Elle attendit que ma rougeur s’atténuât sans le recours à l’eau fraîche du robinet.

« Ainsi, poursuivit-elle, il a eu cette attention pour moi… ?

— Puisque je vous le dis.

— Il ne m’en a rien dit cette nuit… Pourtant, nous avons baisé comme l’appelé des Aurès viole toujours la Berbère aux yeux verts. Et quand compte-t-il nous révéler la suite et la fin de cette histoire ?

— Il ne m’en a rien dit. Il m’a parlé de la haine que lui inspire Labastos.

— Je n’y suis pour rien, si c’est ce que vous voulez savoir…

— Mais on n’en sait jamais assez pour en faire un roman, madame !

— Je vois qu’il vous a fait la leçon… Appelez le steward. »

Le cul d’Hélène. Son con suceur. Ma tête prise en sandwich entre ses cuisses. Nous atteignîmes (la comtesse m’avoua qu’elle avait assisté à la scène) ce roof en même temps qu’un marin descendait une autre échelle le long m’a-t-il semblé d’une cheminée. Une poussière fine comme l’or se déposait doucement sur nos visages. Les cils d’Hélène en étaient exubérants. Je mordis ses lèvres, indifférent à la présence du marin et à celle, supposée, de la comtesse. Puis nous nous mîmes à l’ombre d’une paroi où la rouille sous-jacente formait de petits cratères hystériques.

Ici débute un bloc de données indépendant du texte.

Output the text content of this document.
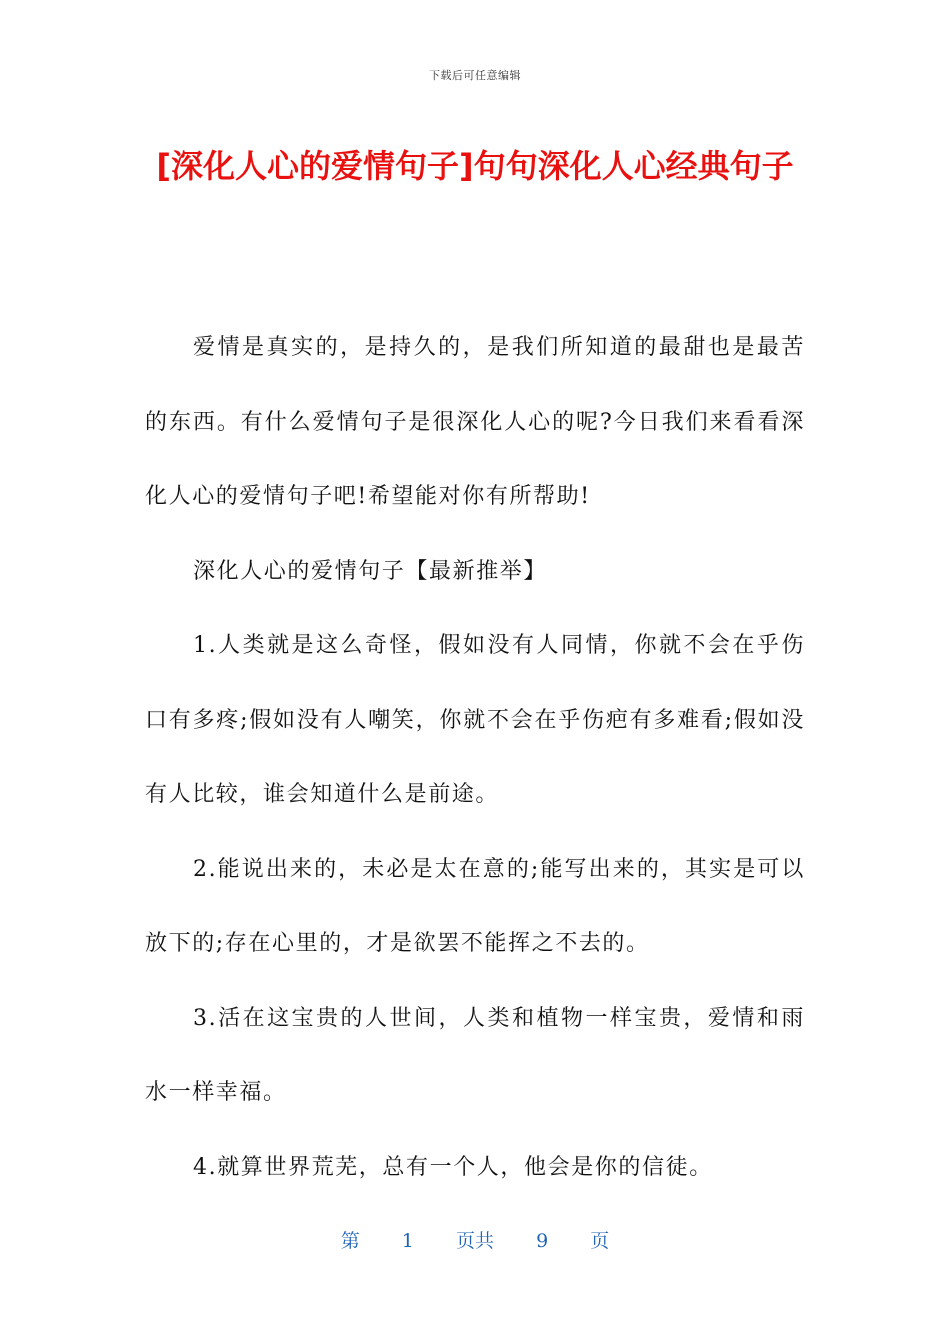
下载后可任意编辑
[深化人心的爱情句子]句句深化人心经典句子

爱情是真实的，是持久的，是我们所知道的最甜也是最苦的东西。有什么爱情句子是很深化人心的呢?今日我们来看看深化人心的爱情句子吧!希望能对你有所帮助!

深化人心的爱情句子【最新推举】

1.人类就是这么奇怪，假如没有人同情，你就不会在乎伤口有多疼;假如没有人嘲笑，你就不会在乎伤疤有多难看;假如没有人比较，谁会知道什么是前途。

2.能说出来的，未必是太在意的;能写出来的，其实是可以放下的;存在心里的，才是欲罢不能挥之不去的。

3.活在这宝贵的人世间，人类和植物一样宝贵，爱情和雨水一样幸福。

4.就算世界荒芜，总有一个人，他会是你的信徒。

第 1 页共 9 页
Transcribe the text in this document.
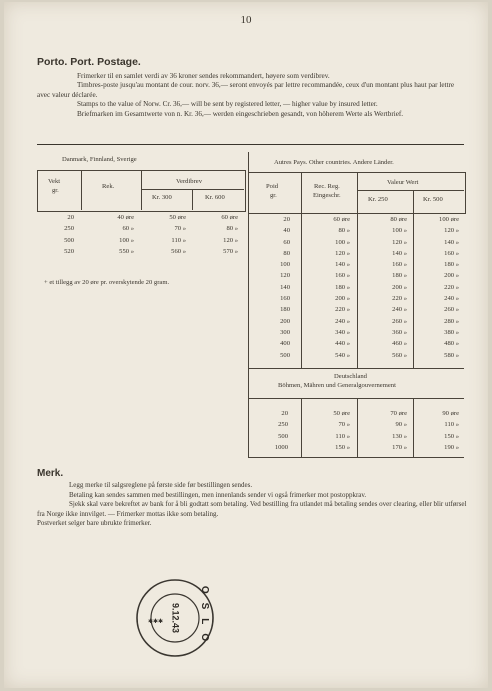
10
Porto. Port. Postage.

Frimerker til en samlet verdi av 36 kroner sendes rekommandert, høyere som verdibrev.

Timbres-poste jusqu'au montant de cour. norv. 36,— seront envoyés par lettre recommandée, ceux d'un montant plus haut par lettre avec valeur déclarée.

Stamps to the value of Norw. Cr. 36,— will be sent by registered letter, — higher value by insured letter.

Briefmarken im Gesamtwerte von n. Kr. 36,— werden eingeschrieben gesandt, von höherem Werte als Wertbrief.

Danmark, Finnland, Sverige
Vekt
gr.
Rek.
Verdibrev
Kr. 300	Kr. 600
20
250
500
520
40 øre
60 »
100 »
550 »
50 øre
70 »
110 »
560 »
60 øre
80 »
120 »
570 »
+ et tillegg av 20 øre pr. overskytende 20 gram.
Autres Pays. Other countries. Andere Länder.
Poid
gr.
Rec. Reg.
Eingeschr.
Valeur Wert
Kr. 250	Kr. 500
20
40
60
80
100
120
140
160
180
200
300
400
500
60 øre
80 »
100 »
120 »
140 »
160 »
180 »
200 »
220 »
240 »
340 »
440 »
540 »
80 øre
100 »
120 »
140 »
160 »
180 »
200 »
220 »
240 »
260 »
360 »
460 »
560 »
100 øre
120 »
140 »
160 »
180 »
200 »
220 »
240 »
260 »
280 »
380 »
480 »
580 »
Deutschland
Böhmen, Mähren und Generalgouvernement
20
250
500
1000
50 øre
70 »
110 »
150 »
70 øre
90 »
130 »
170 »
90 øre
110 »
150 »
190 »
Merk.

Legg merke til salgsreglene på første side før bestillingen sendes.

Betaling kan sendes sammen med bestillingen, men innenlands sender vi også frimerker mot postoppkrav.

Sjekk skal være bekreftet av bank for å bli godtatt som betaling. Ved bestilling fra utlandet må betaling sendes over clearing, eller blir utførsel fra Norge ikke innvilget. — Frimerker mottas ikke som betaling.

Postverket selger bare ubrukte frimerker.

9.12.43 OSLO
✱✱✱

« Je n’aime pas les filles, m’avoua Hélène en replaçant dans son endroit ma queue encore rigide.

— Ah bon… ?

— Je ne voudrais pas en avoir.

— On peut choisir…

— Je ne veux tuer personne !

— Palsambleu ! Je n’y ai pas encore réfléchi ! »

Encore deux jours de cet intolérable vertige et je me jette par-dessus bord, pensai-je en revenant sur mes pas. Je n’étais pas venu de si loin pour me prendre dans les filets du hasard et de la logique. J’aurais mille fois préféré rencontrer le peuple et son langage, ses histoires si humaines et ses rêves de bourgeoisie à l’encan des marchés internationaux, pour ne pas dire mondiaux. Mais il en est ainsi chaque fois que je quitte Paris pour aller ailleurs : j’y reviens sans le peuple que j’étais allé chercher dans un élan d’humanisme. Les peuples de la mer. Ces voyageurs de l’Histoire. Ces noblesses ferrailleuses. Et toutes ces femmes dont on exige plaisir présent et population future. Je ne pouvais pas me résoudre à demeurer cet enfant gâté jusqu’au pourrissement de sa physiologie intime.